Lockheed Martin's Skunk Works team has started building the first part of the X-59 Quiet Supersonic Technology aircraft, which could make supersonic commercial travel a reality. The aerospace company is building the jet for NASA's Low-Boom Flight Demonstration program, now that the space agency has committed to a three-year development timeline. Lockheed X-59's long, slender design will allow it to be relatively quiet, creating a sound only as loud as a car door closing whenever it transitions to supersonic speeds. Since it will fly at an altitude of 55,000 feet and at speeds of 940 mph, it's expected to be barely audible.
A quiet supersonic plane could eventually convince authorities to give them permission to fly over land, paving the way for air travel that's much, much faster than we're used to. In order to ensure that the project will achieve a noise level that most people will find agreeable, NASA plans to conduct tests using an F/A-18 Hornet aircraft over Texas this month. The aircraft will produce louder sonic booms at sea and quieter ones over land, after which 500 local volunteers will provide feedback.
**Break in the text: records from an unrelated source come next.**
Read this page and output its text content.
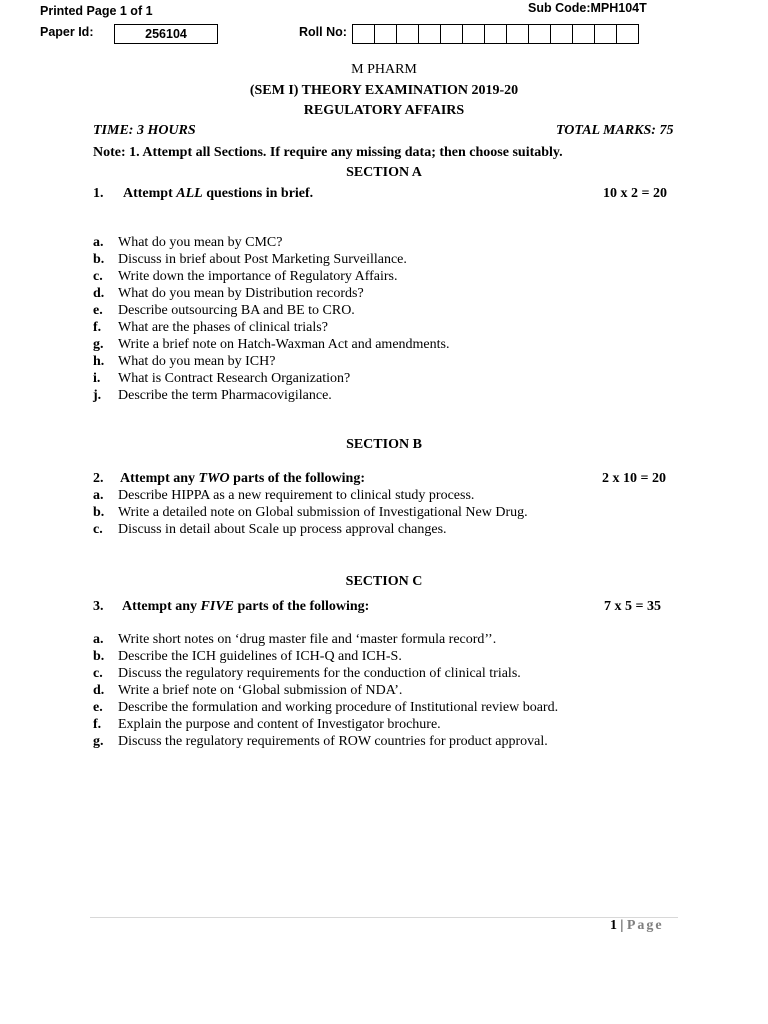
Printed Page 1 of 1	Sub Code:MPH104T
Paper Id:	256104	Roll No:
M PHARM
(SEM I) THEORY EXAMINATION 2019-20
REGULATORY AFFAIRS
TIME: 3 HOURS	TOTAL MARKS: 75
Note: 1. Attempt all Sections. If require any missing data; then choose suitably.
SECTION A
1. Attempt ALL questions in brief.	10 x 2 = 20
a. What do you mean by CMC?
b. Discuss in brief about Post Marketing Surveillance.
c. Write down the importance of Regulatory Affairs.
d. What do you mean by Distribution records?
e. Describe outsourcing BA and BE to CRO.
f. What are the phases of clinical trials?
g. Write a brief note on Hatch-Waxman Act and amendments.
h. What do you mean by ICH?
i. What is Contract Research Organization?
j. Describe the term Pharmacovigilance.
SECTION B
2. Attempt any TWO parts of the following:	2 x 10 = 20
a. Describe HIPPA as a new requirement to clinical study process.
b. Write a detailed note on Global submission of Investigational New Drug.
c. Discuss in detail about Scale up process approval changes.
SECTION C
3. Attempt any FIVE parts of the following:	7 x 5 = 35
a. Write short notes on ‘drug master file and ‘master formula record’’.
b. Describe the ICH guidelines of ICH-Q and ICH-S.
c. Discuss the regulatory requirements for the conduction of clinical trials.
d. Write a brief note on ‘Global submission of NDA’.
e. Describe the formulation and working procedure of Institutional review board.
f. Explain the purpose and content of Investigator brochure.
g. Discuss the regulatory requirements of ROW countries for product approval.
1 | Page
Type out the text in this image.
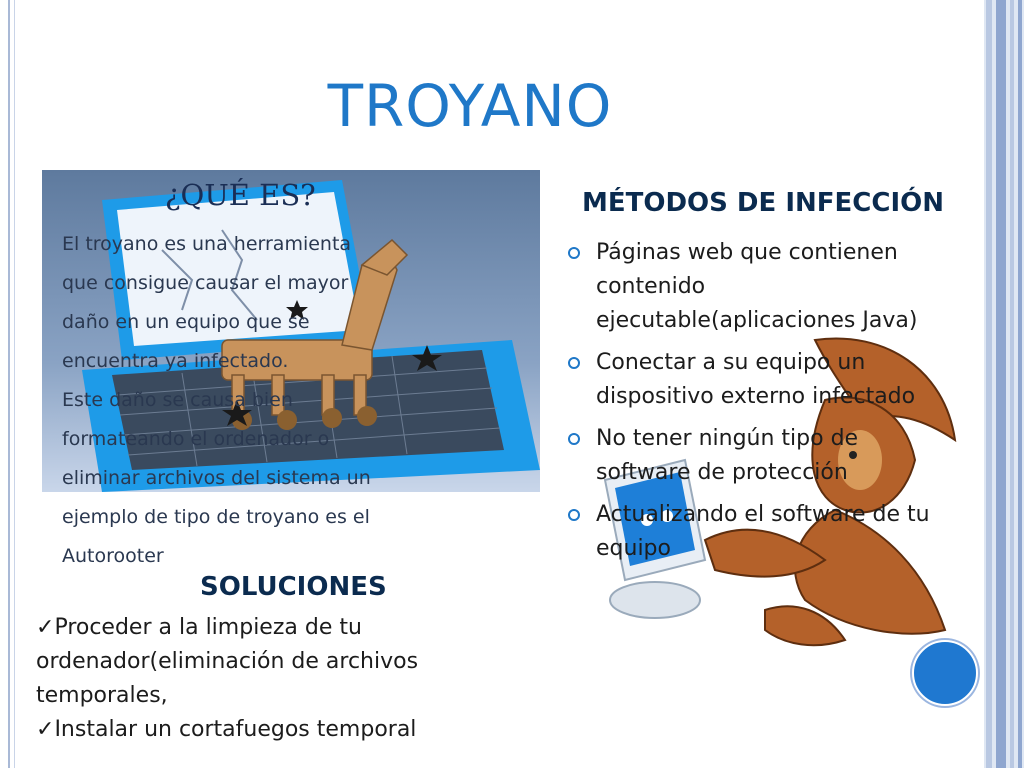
TROYANO
¿QUÉ ES?
El troyano es una herramienta
que consigue causar el mayor
daño en un equipo que se
encuentra ya infectado.
Este daño se causa bien
formateando el ordenador o
eliminar archivos del sistema un
ejemplo de tipo de troyano es el
Autorooter
SOLUCIONES

✓Proceder a la limpieza de tu ordenador(eliminación de archivos temporales,

✓Instalar un cortafuegos temporal

MÉTODOS DE INFECCIÓN
Páginas web que contienen contenido ejecutable(aplicaciones Java)
Conectar a su equipo un dispositivo externo infectado
No tener ningún tipo de software de protección
Actualizando el software de tu equipo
Lockheed's Low Boom Flight Demonstrator program manager, Peter Iosifidis, called the start of the manufacturing process "a great leap forward for the X-59 and the future of quiet supersonic commercial travel." If all goes according to plan, the X-59's first flight will take place in 2021 and will be used to collect feedback on how acceptable its quieter sonic booms are. According to Lockheed Martin, the results of that test will help NASA "establish an acceptable commercial supersonic noise standard to overturn current regulations banning supersonic travel over land."